“Haksız rekabet denetimle önlenir”
Kahraman, "Öyle firmalar var ki, aracın ön ve arkasına takılması gereken plakayı bir araca, diğer plakayı da diğer araca veriyor. Düşünün, bir plaka var, kağıt üzerinde biri Ankara’ya gidiyor, diğeri İstanbul’a…Bunlar ancak denetimle yola girer" diyor.
Araç Lojistiği gerçekten çok özenle yapılması gereken bir iş. Gerek sürerek gerek treyler üstü taşımaların güven ve istikrar içinde taşınması gerekli. Dünya genelinde teşkilatlanmış ve saygınlığı kabul edilmiş Alman kökenli Terra Handels und Spedition GmbH ortaklığı ile 2006 yılında kurulmuş olan Terra Transport Uluslararası Taş. İşl. Org. Ve Tic.
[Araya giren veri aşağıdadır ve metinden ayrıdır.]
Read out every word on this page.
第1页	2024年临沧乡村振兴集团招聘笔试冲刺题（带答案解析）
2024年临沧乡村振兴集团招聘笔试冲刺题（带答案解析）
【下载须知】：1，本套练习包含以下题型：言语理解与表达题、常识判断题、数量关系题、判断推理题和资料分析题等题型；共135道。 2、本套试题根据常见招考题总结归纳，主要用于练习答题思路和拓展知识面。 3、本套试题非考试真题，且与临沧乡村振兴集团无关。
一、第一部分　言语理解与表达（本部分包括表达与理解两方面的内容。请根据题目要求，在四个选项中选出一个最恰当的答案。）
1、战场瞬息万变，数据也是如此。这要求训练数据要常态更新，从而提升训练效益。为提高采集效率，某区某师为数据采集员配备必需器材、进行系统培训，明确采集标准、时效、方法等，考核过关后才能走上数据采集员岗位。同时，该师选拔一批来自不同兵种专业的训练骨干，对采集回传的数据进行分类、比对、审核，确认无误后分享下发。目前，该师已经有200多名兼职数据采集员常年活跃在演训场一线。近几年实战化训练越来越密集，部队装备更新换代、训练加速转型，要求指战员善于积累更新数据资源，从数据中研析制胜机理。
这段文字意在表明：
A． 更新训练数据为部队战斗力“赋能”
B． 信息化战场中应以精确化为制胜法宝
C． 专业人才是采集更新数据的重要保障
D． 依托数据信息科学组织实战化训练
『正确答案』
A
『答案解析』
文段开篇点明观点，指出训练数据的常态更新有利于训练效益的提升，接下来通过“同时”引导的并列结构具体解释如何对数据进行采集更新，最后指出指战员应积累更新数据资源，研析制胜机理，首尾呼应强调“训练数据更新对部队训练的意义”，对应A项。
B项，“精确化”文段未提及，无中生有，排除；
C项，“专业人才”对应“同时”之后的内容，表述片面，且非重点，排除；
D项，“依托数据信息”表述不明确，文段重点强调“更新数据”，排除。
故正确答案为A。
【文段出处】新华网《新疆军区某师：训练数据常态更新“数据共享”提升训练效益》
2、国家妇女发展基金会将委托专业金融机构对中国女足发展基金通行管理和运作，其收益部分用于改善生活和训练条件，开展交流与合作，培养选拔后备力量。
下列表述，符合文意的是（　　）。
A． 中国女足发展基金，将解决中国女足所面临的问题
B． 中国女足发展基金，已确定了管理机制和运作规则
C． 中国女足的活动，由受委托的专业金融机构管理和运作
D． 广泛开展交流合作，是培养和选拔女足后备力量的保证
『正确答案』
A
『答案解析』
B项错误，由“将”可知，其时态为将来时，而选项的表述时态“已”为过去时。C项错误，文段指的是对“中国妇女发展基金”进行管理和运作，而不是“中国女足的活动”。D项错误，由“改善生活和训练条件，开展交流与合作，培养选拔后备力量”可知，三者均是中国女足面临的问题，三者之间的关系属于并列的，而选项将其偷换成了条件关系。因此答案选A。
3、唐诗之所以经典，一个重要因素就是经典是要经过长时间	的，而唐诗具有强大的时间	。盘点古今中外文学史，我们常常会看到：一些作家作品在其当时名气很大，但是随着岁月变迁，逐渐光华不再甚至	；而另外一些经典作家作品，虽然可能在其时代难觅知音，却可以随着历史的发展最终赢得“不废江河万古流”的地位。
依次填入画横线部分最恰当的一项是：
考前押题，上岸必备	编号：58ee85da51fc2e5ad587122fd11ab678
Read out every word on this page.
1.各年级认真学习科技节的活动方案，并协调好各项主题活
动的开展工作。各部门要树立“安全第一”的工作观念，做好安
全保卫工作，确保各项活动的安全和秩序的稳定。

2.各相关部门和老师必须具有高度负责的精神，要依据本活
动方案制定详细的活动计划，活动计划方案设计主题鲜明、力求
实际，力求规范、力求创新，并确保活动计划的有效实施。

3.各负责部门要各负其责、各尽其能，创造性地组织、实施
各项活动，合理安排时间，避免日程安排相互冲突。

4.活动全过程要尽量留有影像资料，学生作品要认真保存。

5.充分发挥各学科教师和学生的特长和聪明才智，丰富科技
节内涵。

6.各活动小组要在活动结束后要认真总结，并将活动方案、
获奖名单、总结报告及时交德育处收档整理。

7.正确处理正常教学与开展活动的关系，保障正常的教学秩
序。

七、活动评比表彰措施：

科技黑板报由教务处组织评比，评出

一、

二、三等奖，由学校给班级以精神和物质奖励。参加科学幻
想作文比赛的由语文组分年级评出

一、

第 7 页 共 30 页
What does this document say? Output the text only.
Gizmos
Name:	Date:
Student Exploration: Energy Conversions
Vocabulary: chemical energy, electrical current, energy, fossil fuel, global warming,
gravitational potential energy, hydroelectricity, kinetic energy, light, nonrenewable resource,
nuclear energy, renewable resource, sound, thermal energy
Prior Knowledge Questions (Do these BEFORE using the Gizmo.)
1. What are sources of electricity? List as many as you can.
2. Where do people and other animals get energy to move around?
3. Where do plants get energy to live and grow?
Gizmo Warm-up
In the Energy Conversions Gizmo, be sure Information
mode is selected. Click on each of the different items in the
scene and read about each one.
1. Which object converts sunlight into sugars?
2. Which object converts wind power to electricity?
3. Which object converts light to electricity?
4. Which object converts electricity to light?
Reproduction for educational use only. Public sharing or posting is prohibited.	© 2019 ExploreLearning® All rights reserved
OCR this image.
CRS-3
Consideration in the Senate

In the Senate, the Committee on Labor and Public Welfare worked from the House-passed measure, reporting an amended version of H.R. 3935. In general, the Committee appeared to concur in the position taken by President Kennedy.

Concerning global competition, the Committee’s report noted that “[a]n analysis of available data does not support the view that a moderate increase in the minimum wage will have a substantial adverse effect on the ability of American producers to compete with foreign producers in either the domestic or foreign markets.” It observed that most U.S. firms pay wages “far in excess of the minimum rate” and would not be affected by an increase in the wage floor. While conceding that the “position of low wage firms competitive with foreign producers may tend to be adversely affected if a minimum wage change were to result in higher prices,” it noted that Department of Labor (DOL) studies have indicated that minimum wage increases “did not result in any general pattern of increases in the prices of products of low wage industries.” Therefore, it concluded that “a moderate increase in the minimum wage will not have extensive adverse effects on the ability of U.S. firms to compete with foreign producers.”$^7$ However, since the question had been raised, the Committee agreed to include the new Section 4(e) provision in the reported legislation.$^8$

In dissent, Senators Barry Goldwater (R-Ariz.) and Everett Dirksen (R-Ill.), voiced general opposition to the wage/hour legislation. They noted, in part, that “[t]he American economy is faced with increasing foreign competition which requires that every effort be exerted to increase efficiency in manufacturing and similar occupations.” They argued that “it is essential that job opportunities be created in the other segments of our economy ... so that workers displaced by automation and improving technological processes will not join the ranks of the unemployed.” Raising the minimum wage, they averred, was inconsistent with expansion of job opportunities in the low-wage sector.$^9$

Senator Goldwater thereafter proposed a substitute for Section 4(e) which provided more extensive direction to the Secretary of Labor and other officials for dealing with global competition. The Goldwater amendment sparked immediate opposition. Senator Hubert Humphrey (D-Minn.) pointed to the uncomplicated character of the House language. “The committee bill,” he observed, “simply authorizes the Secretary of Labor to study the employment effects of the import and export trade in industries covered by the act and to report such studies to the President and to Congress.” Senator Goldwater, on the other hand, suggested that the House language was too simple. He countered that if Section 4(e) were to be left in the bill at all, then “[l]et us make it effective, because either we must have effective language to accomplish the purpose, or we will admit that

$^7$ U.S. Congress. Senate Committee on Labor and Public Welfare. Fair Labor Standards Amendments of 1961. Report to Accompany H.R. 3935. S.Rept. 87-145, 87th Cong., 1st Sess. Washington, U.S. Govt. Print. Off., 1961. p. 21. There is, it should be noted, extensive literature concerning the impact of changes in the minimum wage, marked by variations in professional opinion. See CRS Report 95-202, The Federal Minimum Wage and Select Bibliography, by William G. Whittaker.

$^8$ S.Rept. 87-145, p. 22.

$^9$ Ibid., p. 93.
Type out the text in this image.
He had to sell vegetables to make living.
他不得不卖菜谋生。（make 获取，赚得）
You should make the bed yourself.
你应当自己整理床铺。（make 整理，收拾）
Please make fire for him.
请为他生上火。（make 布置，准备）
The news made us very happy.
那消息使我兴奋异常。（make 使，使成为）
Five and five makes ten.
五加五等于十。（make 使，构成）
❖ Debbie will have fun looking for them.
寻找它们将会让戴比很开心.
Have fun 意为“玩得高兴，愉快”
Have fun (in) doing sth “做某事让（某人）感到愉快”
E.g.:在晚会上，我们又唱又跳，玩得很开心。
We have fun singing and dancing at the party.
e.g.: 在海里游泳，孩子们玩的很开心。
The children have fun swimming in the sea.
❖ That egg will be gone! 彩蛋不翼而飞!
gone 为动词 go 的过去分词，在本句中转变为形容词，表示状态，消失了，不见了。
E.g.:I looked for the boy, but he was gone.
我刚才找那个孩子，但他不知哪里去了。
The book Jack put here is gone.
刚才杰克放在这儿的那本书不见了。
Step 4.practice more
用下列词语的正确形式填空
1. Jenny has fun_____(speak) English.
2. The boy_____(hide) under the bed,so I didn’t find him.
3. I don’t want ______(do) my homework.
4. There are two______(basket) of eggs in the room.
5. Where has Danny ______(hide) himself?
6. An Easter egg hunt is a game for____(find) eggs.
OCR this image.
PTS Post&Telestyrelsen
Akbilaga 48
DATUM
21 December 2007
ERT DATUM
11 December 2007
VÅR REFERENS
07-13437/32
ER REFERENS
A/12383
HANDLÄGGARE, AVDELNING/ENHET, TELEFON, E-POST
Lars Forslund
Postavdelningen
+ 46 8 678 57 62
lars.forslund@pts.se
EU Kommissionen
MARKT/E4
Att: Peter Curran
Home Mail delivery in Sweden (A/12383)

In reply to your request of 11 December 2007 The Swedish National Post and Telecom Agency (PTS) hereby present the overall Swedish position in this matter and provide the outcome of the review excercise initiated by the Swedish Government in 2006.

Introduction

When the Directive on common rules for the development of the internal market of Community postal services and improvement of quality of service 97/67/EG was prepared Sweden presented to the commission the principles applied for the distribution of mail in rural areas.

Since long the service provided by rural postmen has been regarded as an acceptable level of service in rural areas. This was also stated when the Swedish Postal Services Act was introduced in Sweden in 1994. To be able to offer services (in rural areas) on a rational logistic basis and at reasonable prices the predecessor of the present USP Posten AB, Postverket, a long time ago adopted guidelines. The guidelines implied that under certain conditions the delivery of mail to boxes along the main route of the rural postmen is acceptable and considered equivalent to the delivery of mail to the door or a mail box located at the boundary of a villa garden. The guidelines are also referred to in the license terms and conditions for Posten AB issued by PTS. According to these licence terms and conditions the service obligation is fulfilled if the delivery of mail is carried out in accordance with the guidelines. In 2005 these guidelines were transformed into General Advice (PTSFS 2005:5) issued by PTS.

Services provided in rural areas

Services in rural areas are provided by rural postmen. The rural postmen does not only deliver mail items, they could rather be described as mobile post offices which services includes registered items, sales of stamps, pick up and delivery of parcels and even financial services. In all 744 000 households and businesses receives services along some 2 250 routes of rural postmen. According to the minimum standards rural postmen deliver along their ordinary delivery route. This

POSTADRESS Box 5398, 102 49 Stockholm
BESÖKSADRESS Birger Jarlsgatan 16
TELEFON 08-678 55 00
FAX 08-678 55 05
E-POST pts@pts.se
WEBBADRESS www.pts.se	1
Ltd Şti Genel Müdürü Müjdet Kahraman ile araç lojistiğinin ağır ticari ayağını konuştuk.
Proje lojistiği gibi araç lojistiği de uzmanlık gerektiren bir iş. Siz ise daha niş bir alana yönelmişsiniz. Ağır ticari araç taşımanın farkını anlatır mısınız?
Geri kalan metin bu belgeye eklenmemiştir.